Can the traditional 3-hop tor diagram be laid on top of the Snowflake architecture diagram for those of us who like to think visually? I think this would be a boon. There are scads of 3-hop diagrams online, lots of people are excited to explain tor. But where does SP end and tor begin?

My only other comment is perhaps nitpicking, and it didn’t strike me as much when I read the technical overview, but I admit I read a little past the diagram on this most recent paper and wished for a synonym for “rendezvous” to be used, given its specific meaning to onion site connections. Rendezvous without a word prefacing it, i.e. onion rendezvous, snowflake rendezvous, could lead to confusion in excerpts/conversation/presentations/non-technical writings, and make it more difficult to locate specifics during text searches.

I wish you luck and hope to see the video of the presentation!

* It’s been even longer since I studied Tor’s man page, but I think I recall one can enter a bridge key to be used as an exit.

1 Like

With Snowflake, as with all pluggable transports, the bridge becomes the first hop in the Tor circuit. In a normal relay connection, it goes (guard, middle, exit). In a bridge connection (with or without pluggable transports), it goes (bridge, middle, exit). The bridge takes the place of the guard.

In the diagrams, the Tor relay nodes would come right after the Snowflake bridge node. The host that runs the Snowflake bridge server software also runs a Tor bridge. It’s the same host. Then after that, there are two more hops, then whatever the user’s destination is.
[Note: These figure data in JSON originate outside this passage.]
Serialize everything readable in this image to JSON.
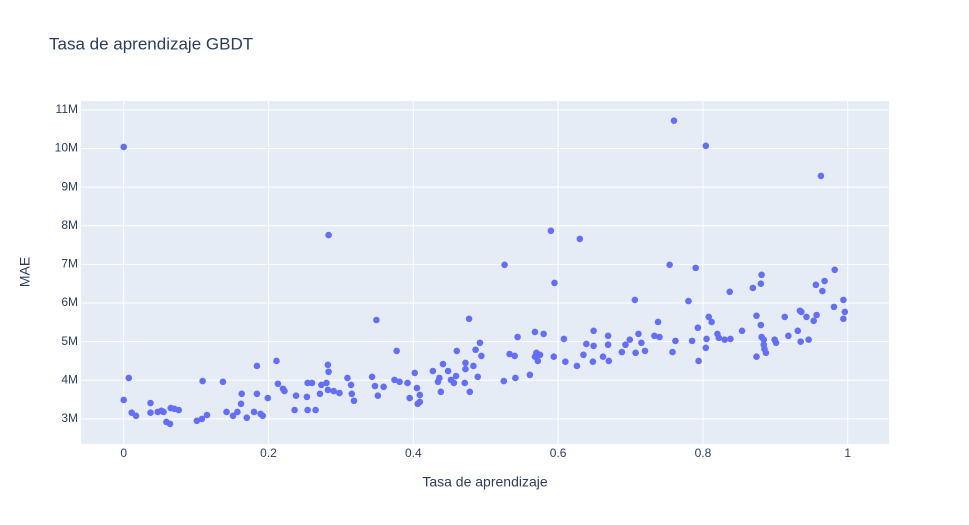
{
  "chart_data": {
    "type": "scatter",
    "title": "Tasa de aprendizaje GBDT",
    "x_label": "Tasa de aprendizaje",
    "y_label": "MAE",
    "color": "#636efa",
    "grid": true,
    "xlim": [
      -0.059,
      1.057
    ],
    "ylim": [
      2350000,
      11230000
    ],
    "xticks": [
      0,
      0.2,
      0.4,
      0.6,
      0.8,
      1
    ],
    "yticks": [
      {
        "value": 3000000,
        "label": "3M"
      },
      {
        "value": 4000000,
        "label": "4M"
      },
      {
        "value": 5000000,
        "label": "5M"
      },
      {
        "value": 6000000,
        "label": "6M"
      },
      {
        "value": 7000000,
        "label": "7M"
      },
      {
        "value": 8000000,
        "label": "8M"
      },
      {
        "value": 9000000,
        "label": "9M"
      },
      {
        "value": 10000000,
        "label": "10M"
      },
      {
        "value": 11000000,
        "label": "11M"
      }
    ],
    "x": [
      0,
      0,
      0.007,
      0.011,
      0.017,
      0.037,
      0.037,
      0.047,
      0.052,
      0.055,
      0.059,
      0.064,
      0.065,
      0.07,
      0.076,
      0.101,
      0.108,
      0.115,
      0.109,
      0.137,
      0.142,
      0.151,
      0.157,
      0.163,
      0.162,
      0.17,
      0.18,
      0.184,
      0.189,
      0.184,
      0.192,
      0.199,
      0.213,
      0.22,
      0.222,
      0.211,
      0.238,
      0.236,
      0.253,
      0.254,
      0.26,
      0.254,
      0.265,
      0.273,
      0.271,
      0.283,
      0.282,
      0.282,
      0.28,
      0.29,
      0.283,
      0.298,
      0.309,
      0.314,
      0.318,
      0.315,
      0.343,
      0.347,
      0.349,
      0.351,
      0.359,
      0.374,
      0.381,
      0.377,
      0.392,
      0.395,
      0.402,
      0.405,
      0.406,
      0.409,
      0.409,
      0.427,
      0.434,
      0.436,
      0.441,
      0.438,
      0.448,
      0.452,
      0.456,
      0.459,
      0.46,
      0.471,
      0.472,
      0.472,
      0.477,
      0.478,
      0.483,
      0.486,
      0.489,
      0.492,
      0.494,
      0.525,
      0.526,
      0.533,
      0.541,
      0.54,
      0.544,
      0.561,
      0.568,
      0.568,
      0.57,
      0.572,
      0.575,
      0.58,
      0.59,
      0.594,
      0.595,
      0.608,
      0.61,
      0.626,
      0.63,
      0.635,
      0.639,
      0.648,
      0.649,
      0.649,
      0.662,
      0.669,
      0.669,
      0.67,
      0.688,
      0.693,
      0.699,
      0.706,
      0.707,
      0.711,
      0.715,
      0.72,
      0.733,
      0.738,
      0.74,
      0.754,
      0.758,
      0.76,
      0.762,
      0.78,
      0.785,
      0.79,
      0.793,
      0.794,
      0.804,
      0.804,
      0.805,
      0.808,
      0.812,
      0.82,
      0.822,
      0.83,
      0.837,
      0.838,
      0.854,
      0.869,
      0.874,
      0.874,
      0.88,
      0.881,
      0.88,
      0.881,
      0.884,
      0.884,
      0.885,
      0.887,
      0.899,
      0.901,
      0.913,
      0.918,
      0.931,
      0.934,
      0.936,
      0.935,
      0.943,
      0.946,
      0.953,
      0.956,
      0.957,
      0.963,
      0.965,
      0.968,
      0.981,
      0.982,
      0.994,
      0.996,
      0.994
    ],
    "values": [
      10040000,
      3490000,
      4060000,
      3160000,
      3080000,
      3410000,
      3160000,
      3180000,
      3210000,
      3180000,
      2920000,
      2870000,
      3280000,
      3260000,
      3230000,
      2950000,
      3000000,
      3100000,
      3980000,
      3960000,
      3180000,
      3080000,
      3180000,
      3650000,
      3390000,
      3030000,
      3180000,
      3650000,
      3130000,
      4370000,
      3080000,
      3540000,
      3910000,
      3780000,
      3720000,
      4500000,
      3600000,
      3230000,
      3570000,
      3930000,
      3930000,
      3230000,
      3230000,
      3880000,
      3650000,
      4220000,
      4400000,
      3750000,
      3930000,
      3720000,
      7760000,
      3670000,
      4060000,
      3880000,
      3470000,
      3650000,
      4090000,
      3850000,
      5560000,
      3600000,
      3830000,
      4010000,
      3960000,
      4760000,
      3930000,
      3540000,
      4190000,
      3800000,
      3390000,
      3620000,
      3440000,
      4240000,
      3960000,
      4060000,
      4420000,
      3700000,
      4240000,
      4010000,
      3930000,
      4110000,
      4760000,
      3930000,
      4450000,
      4290000,
      5590000,
      3700000,
      4370000,
      4790000,
      4090000,
      4970000,
      4630000,
      3980000,
      6990000,
      4680000,
      4060000,
      4630000,
      5120000,
      4140000,
      5250000,
      4610000,
      4710000,
      4500000,
      4660000,
      5200000,
      7870000,
      4610000,
      6520000,
      5070000,
      4480000,
      4370000,
      7660000,
      4660000,
      4940000,
      4480000,
      5280000,
      4890000,
      4610000,
      4920000,
      5150000,
      4500000,
      4730000,
      4920000,
      5050000,
      6080000,
      4710000,
      5200000,
      4970000,
      4760000,
      5150000,
      5510000,
      5120000,
      6990000,
      4730000,
      10720000,
      5020000,
      6050000,
      5020000,
      6910000,
      5360000,
      4500000,
      10070000,
      4840000,
      5070000,
      5640000,
      5510000,
      5200000,
      5100000,
      5050000,
      6290000,
      5070000,
      5280000,
      6390000,
      4610000,
      5670000,
      6500000,
      6730000,
      5430000,
      5120000,
      5050000,
      4920000,
      4810000,
      4710000,
      5050000,
      4970000,
      5640000,
      5150000,
      5280000,
      5800000,
      5770000,
      5000000,
      5640000,
      5050000,
      5540000,
      6470000,
      5690000,
      9290000,
      6310000,
      6570000,
      5900000,
      6860000,
      6080000,
      5770000,
      5590000
    ]
  }
}
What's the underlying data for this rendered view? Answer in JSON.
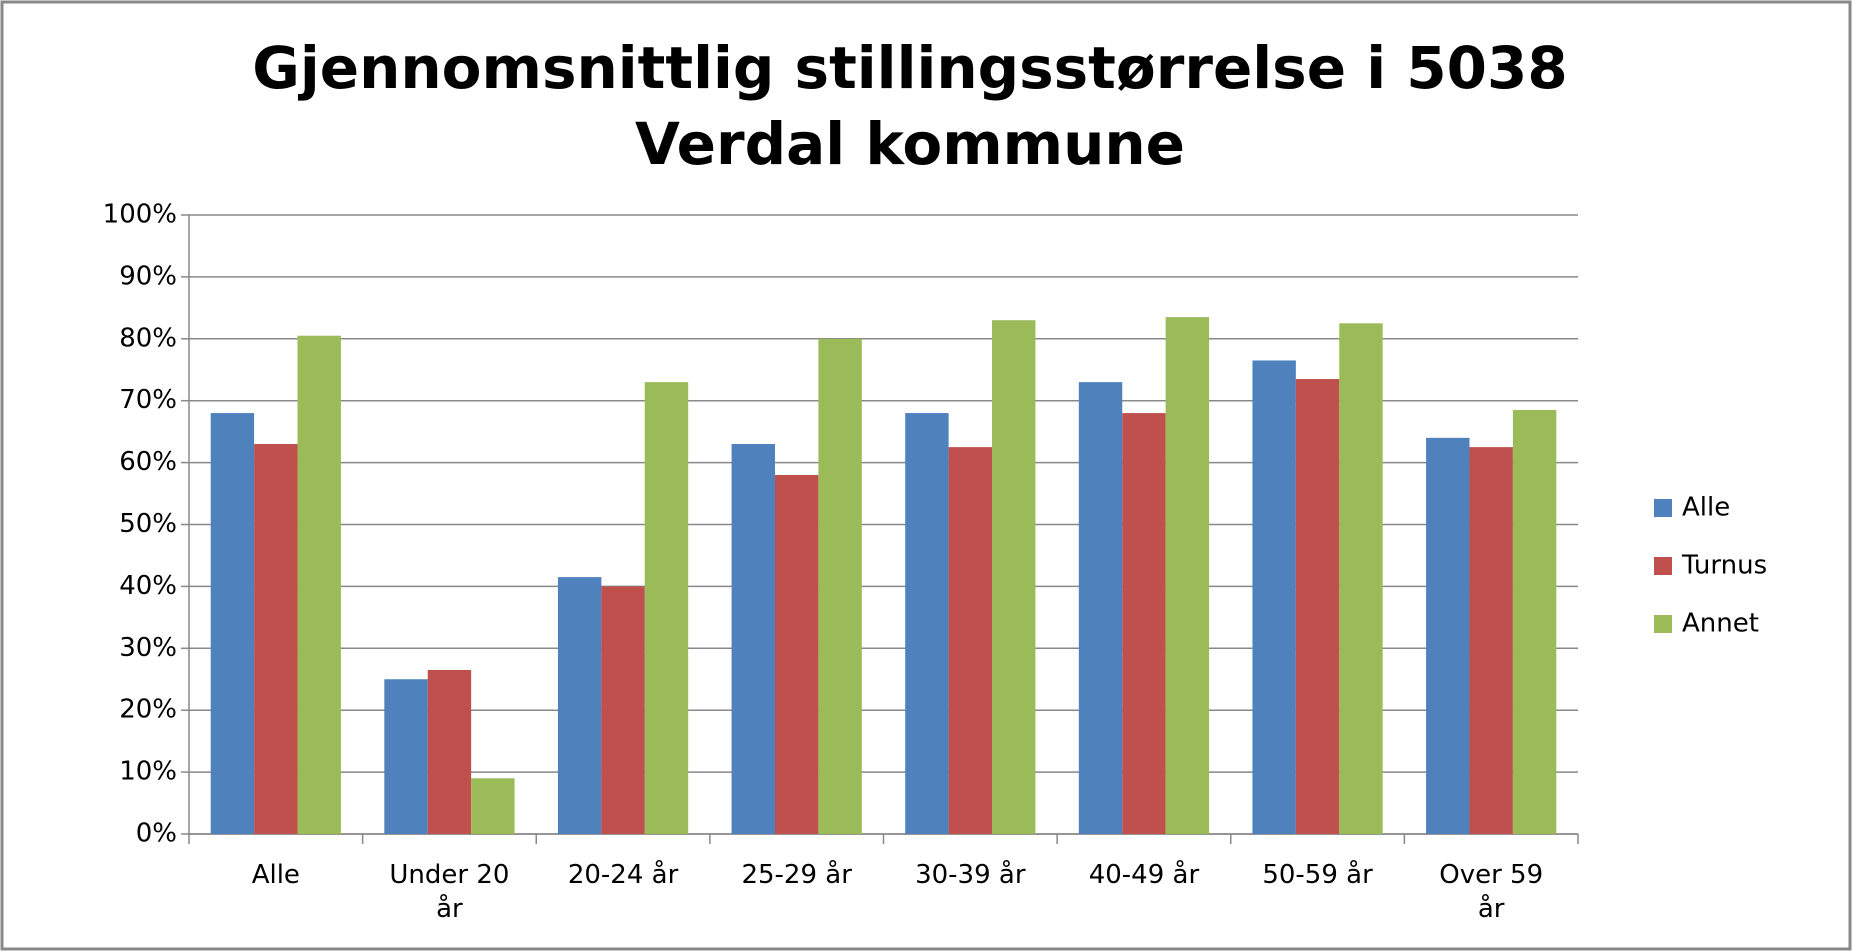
{
  "chart_data": {
    "type": "bar",
    "title": "Gjennomsnittlig stillingsstørrelse i 5038 Verdal kommune",
    "categories": [
      "Alle",
      "Under 20 år",
      "20-24 år",
      "25-29 år",
      "30-39 år",
      "40-49 år",
      "50-59 år",
      "Over 59 år"
    ],
    "series": [
      {
        "name": "Alle",
        "color": "#4f81bd",
        "values": [
          68,
          25,
          41.5,
          63,
          68,
          73,
          76.5,
          64
        ]
      },
      {
        "name": "Turnus",
        "color": "#c0504d",
        "values": [
          63,
          26.5,
          40,
          58,
          62.5,
          68,
          73.5,
          62.5
        ]
      },
      {
        "name": "Annet",
        "color": "#9bbb59",
        "values": [
          80.5,
          9,
          73,
          80,
          83,
          83.5,
          82.5,
          68.5
        ]
      }
    ],
    "ylim": [
      0,
      100
    ],
    "yticks": [
      {
        "value": 0,
        "label": "0%"
      },
      {
        "value": 10,
        "label": "10%"
      },
      {
        "value": 20,
        "label": "20%"
      },
      {
        "value": 30,
        "label": "30%"
      },
      {
        "value": 40,
        "label": "40%"
      },
      {
        "value": 50,
        "label": "50%"
      },
      {
        "value": 60,
        "label": "60%"
      },
      {
        "value": 70,
        "label": "70%"
      },
      {
        "value": 80,
        "label": "80%"
      },
      {
        "value": 90,
        "label": "90%"
      },
      {
        "value": 100,
        "label": "100%"
      }
    ],
    "grid": true,
    "legend": "right"
  }
}
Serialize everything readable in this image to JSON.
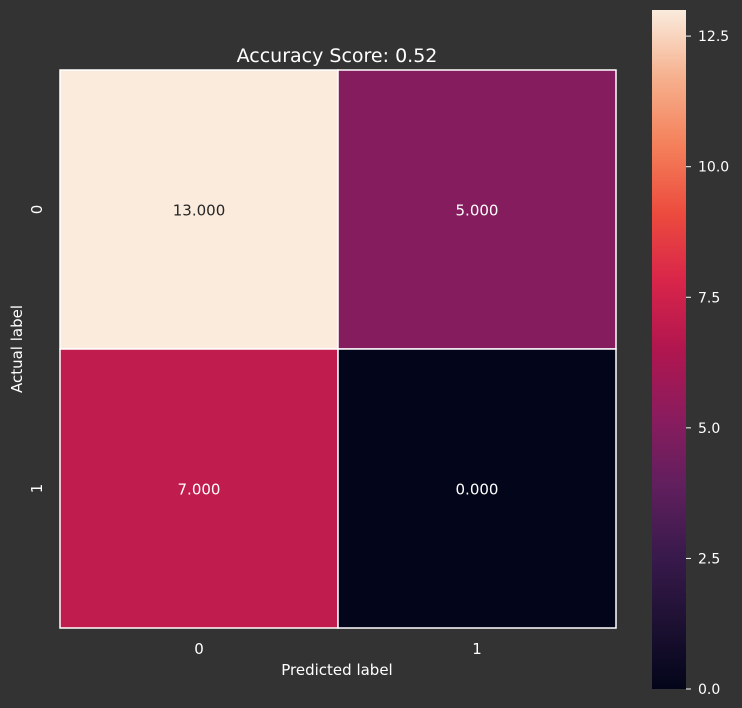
{
  "chart_data": {
    "type": "heatmap",
    "title": "Accuracy Score: 0.52",
    "xlabel": "Predicted label",
    "ylabel": "Actual label",
    "x_categories": [
      "0",
      "1"
    ],
    "y_categories": [
      "0",
      "1"
    ],
    "values": [
      [
        13,
        5
      ],
      [
        7,
        0
      ]
    ],
    "cell_labels": [
      [
        "13.000",
        "5.000"
      ],
      [
        "7.000",
        "0.000"
      ]
    ],
    "colormap": "rocket",
    "colorbar": {
      "range": [
        0,
        13
      ],
      "ticks": [
        0.0,
        2.5,
        5.0,
        7.5,
        10.0,
        12.5
      ],
      "tick_labels": [
        "0.0",
        "2.5",
        "5.0",
        "7.5",
        "10.0",
        "12.5"
      ]
    },
    "colors": {
      "background": "#333333",
      "text": "#ffffff",
      "cell_border": "#ffffff"
    }
  }
}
The reason we don’t show the Tor hops in the diagram is it’s not a Tor paper, it’s a circumvention paper. We do use Tor as the backend implementation for the Snowflake bridge, but Tor and Snowflake are only loosely coupled. You could use Snowflake with any other system, the Snowflake bridge could even itself act as an exit node and contact the destination directly. We primarily want readers to think about how Snowflake itself works, not the technical details of how it interfaces with adjacent systems (though we do talk about Tor specifically in a few parts, when talking about practical engineering concerns).

2 Likes

About the diagram: would it be possible to license it under a Wikipedia-compatible license and upload to Wikimedia Commons.

Discussed here.

1 Like

I know that I wont be a Snowflake I mean using that extension any longer because who would want to use that extension??? It needs to be stripped down then salvage what can be toss the rest and rebuild… I know for me I had no clue on how this extension was supposed to work? I didn’t know to come here and I’m glad that I will learn the things that are a must if you want to engage in these projects.

1 Like

The diagram is painted by me and you may reuse it in the public domain.

BTW File:Snowflake-(Tor)-schematic.png - Wikimedia Commons is also by me. It’s from my thesis which is also in the public domain.

2 Likes

The paper was accepted to USENIX Security 2024. Here are HTML and PDF versions with all the final revisions, which supersede the drafts posted above.

Snowflake, a censorship circumvention system using temporary WebRTC proxies (online HTML)
PDF version
Paper source code and data

It will also eventually be up somewhere at USENIX Security '24, along with a presentation video and slides.

3 Likes

This topic was automatically closed 24 hours after the last reply. New replies are no longer allowed.